Application of ZnO/WO₃ Composite Nanofiber Photocatalysts in Textile Wastewater Treatment

Semiconductor photocatalysis technology is an environmentally friendly and efficient emerging technology. This method can use sunlight as a driving force to quickly decompose organic pollutants in water bodies. Zinc oxide (ZnO) and tungsten oxide (WO₃) photocatalysts can absorb sunlight and participate in photocatalytic degradation reactions due to their relatively narrow band gap. Highly photosensitive WO₃ nanofibers and ZnO/WO₃ composite nanofibers were fabricated via the electrospinning method. When 100 mg/L of rhodamine B (Rh B) solution was used as the degradation substrate, the degradation efficiencies of WO₃ and ZnO/WO₃ for Rh B dye were 70% and 90%, respectively, after a photocatalytic reaction of 120 min. The surface morphology, crystal structure, and optical properties of ZnO/WO₃ composite nanofibers and WO₃ nanofibers were characterized by SEM, XRD, XPS, and UV-vis absorption spectra, and the experimental results were analyzed and explained using different mechanisms. The results show that ZnO/WO₃ composite nanofibers have better UV-visible light absorption performance, and the sample has a higher UV-visible light utilization rate.

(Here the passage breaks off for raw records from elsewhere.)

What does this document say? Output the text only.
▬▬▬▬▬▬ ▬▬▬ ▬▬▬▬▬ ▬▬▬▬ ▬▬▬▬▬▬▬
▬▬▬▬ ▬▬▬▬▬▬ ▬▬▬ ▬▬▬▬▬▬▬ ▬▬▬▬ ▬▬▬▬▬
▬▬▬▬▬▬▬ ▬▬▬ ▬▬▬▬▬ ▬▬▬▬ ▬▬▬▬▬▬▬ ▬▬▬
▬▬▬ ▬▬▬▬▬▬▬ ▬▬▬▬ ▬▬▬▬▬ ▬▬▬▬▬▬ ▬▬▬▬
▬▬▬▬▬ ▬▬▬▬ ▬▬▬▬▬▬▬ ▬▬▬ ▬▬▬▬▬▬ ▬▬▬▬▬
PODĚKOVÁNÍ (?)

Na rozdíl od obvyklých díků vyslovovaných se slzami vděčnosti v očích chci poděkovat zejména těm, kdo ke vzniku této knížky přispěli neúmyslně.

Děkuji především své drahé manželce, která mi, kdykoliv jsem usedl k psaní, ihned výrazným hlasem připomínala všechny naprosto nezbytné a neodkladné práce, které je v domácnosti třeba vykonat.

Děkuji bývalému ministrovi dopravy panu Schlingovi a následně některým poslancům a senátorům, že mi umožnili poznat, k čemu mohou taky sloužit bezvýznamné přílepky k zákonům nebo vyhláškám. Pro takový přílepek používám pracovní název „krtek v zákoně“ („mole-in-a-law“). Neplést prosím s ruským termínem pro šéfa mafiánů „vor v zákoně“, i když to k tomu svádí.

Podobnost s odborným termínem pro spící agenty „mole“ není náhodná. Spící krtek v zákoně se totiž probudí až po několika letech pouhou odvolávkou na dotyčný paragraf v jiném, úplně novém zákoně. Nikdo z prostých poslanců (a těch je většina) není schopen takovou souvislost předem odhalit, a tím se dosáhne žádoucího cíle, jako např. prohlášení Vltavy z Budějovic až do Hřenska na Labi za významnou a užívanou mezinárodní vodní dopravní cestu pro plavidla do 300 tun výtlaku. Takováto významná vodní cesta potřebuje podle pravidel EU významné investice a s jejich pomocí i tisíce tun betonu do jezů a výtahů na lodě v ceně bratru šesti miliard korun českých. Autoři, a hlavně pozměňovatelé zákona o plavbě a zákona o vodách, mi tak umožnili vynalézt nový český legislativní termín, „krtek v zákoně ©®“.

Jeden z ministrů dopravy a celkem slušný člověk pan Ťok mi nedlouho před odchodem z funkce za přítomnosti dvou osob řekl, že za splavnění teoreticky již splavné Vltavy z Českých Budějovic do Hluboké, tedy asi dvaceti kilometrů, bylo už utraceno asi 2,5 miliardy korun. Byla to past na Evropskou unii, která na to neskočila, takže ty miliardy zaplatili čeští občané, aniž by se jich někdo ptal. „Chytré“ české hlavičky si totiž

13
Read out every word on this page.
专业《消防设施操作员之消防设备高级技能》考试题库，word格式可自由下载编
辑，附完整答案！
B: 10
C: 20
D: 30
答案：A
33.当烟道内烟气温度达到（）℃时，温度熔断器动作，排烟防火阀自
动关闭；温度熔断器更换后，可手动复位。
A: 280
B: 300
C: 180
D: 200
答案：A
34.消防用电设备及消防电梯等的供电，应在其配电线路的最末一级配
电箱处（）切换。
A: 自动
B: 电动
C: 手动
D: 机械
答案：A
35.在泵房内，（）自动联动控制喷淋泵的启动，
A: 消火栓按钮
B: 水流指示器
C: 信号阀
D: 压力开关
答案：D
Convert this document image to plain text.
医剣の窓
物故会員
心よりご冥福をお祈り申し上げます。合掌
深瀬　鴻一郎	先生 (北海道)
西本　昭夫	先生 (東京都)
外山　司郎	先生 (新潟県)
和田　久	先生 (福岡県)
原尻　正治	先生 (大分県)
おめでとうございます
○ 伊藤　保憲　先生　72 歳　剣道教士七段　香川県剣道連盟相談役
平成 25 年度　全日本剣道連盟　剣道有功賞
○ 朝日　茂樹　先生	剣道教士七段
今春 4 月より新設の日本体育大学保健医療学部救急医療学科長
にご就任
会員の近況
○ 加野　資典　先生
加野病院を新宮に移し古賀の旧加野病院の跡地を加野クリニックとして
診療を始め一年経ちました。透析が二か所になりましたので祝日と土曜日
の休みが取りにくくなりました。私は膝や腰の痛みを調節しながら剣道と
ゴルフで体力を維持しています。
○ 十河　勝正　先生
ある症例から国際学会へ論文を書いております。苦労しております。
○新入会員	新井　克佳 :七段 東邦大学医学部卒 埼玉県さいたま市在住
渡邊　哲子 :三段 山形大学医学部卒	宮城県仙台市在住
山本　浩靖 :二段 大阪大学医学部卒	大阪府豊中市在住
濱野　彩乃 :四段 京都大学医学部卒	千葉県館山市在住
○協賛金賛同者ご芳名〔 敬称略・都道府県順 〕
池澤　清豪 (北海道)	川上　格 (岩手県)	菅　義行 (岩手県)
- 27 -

This was mainly due to the fact that a P-N heterojunction was formed in the semiconductor composite, and the electron–hole pair could realize rapid separation under the drive of a built-in electric field force, which promoted the migration of carrier. Therefore, the photocatalytic activity of the ZnO/WO₃ catalyst was significantly higher than that of the WO₃ catalyst, which promoted rapid improvement of the photocatalytic degradation efficiency of the Rh B dye.